We proudly present our first international contest, for which students wrote pieces about imaginary inventions. The jury (Judit Kéri, Anikó Bánhegyesi, Nándor Szűcs, Edit Göröcs, and I) had a difficult time ranking the ten finalists; while we eventually chose winners, we are delighted to publish all ten pieces here. It was an honor to receive entries from the Lycée Sainte-Pulchérie in Istanbul, as well as from many Varga students; we hope to bring the two schools and others together for an online Folyosó event this spring.
For the scenes based on A Midsummer Night’s Dream, students were supposed to start with something in the play and take it in a surprising direction. The scenes published here—Áron Antal’s “Something Even Stranger,” Gréta Tóth’s “A Midsummer Night’s Gestalt,” Gergely Sülye’s “As from a Voyage,” Dorottya Turza’s “The Surprise of the Century,” Dávid Csáki’s “Let Him Roar Again,” Bertalan Szegi’s “Act 1, Scene 1,” and Zsófia Szabina Gávris’s “A Nice Article”—abound with wit, emotion, and surprise.

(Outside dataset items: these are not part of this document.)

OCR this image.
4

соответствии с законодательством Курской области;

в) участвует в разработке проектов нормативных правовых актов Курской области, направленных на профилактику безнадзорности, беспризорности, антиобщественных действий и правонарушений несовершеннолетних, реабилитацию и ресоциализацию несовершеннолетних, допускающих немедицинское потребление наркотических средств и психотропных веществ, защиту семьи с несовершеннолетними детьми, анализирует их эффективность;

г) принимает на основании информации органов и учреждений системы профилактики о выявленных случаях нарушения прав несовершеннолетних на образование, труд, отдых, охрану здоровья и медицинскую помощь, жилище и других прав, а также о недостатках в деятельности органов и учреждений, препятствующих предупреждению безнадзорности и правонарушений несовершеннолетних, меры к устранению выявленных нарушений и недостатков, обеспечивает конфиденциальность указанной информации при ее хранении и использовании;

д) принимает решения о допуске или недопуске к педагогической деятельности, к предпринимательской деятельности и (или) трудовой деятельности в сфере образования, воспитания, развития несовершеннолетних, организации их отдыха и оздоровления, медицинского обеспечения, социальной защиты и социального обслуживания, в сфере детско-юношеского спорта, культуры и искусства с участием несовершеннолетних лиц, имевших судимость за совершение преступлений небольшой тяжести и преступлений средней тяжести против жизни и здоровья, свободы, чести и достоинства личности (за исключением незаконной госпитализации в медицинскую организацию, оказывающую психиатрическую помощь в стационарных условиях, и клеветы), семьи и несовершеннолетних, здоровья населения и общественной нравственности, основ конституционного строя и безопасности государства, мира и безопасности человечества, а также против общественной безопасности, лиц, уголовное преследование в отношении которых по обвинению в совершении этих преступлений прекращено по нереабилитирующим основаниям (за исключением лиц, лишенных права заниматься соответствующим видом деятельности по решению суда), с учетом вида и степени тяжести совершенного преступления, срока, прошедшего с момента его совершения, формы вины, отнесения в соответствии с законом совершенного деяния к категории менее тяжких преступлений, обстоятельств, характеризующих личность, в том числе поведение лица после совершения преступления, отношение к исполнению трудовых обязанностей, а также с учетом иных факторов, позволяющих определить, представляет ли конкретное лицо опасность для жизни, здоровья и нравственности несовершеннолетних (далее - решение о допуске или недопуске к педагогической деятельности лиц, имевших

This is also the first time that we feature writers from Class 9.B (which I teach once a week); I have been impressed with this class’s imagination and look forward to publishing more of their work.
The winter issue does not include any writings from the Orwell project, but we may publish a few of them in the spring. For this project, Varga students joined with a class of tenth-graders at Columbia Secondary School to read and discuss Orwell’s Nineteen Eighty-Four. It was a great experience; you can read much more about it on the project website.
Some of the pieces in this issue grapple with difficult problems: isolation, introspection, death and grief, political vanity, and disillusionment; others delight in books, friendship, everyday mishaps and mistakes, and visions of the future. The issue’s overall spirit brings to mind William Blake’s “Auguries of Innocence“: not just the famous lines
It is right it should be so
Man was made for Joy & Woe
And when this we rightly know
Thro the World we safely go
but much more. In this issue you will find a procession of experience, thoughts, questions: from Szabina Tamara Da Cunha Carvalho’s essay “The Problem with BLM Movements in Hungary” to Hunor Gangel’s “From Late to Early”; from Gergely Sülye’s “Transformation” to Lili Forgács’s “The Truth”; from Sándor Tor’s “Is This the Future?” to Zsófia Vona’s “A Dream Come True”; from Sándor Szakács’s “Challenging Times” to Adél Mihályi’s “Personalities”; from Bettina Czékus’s “Arbya” to Eszter Aletta Hevesi’s “The Story of Gen E”; from Tamás Takács’s “Michael the Caterpillar” to Botond Vass’s “The Shelter.”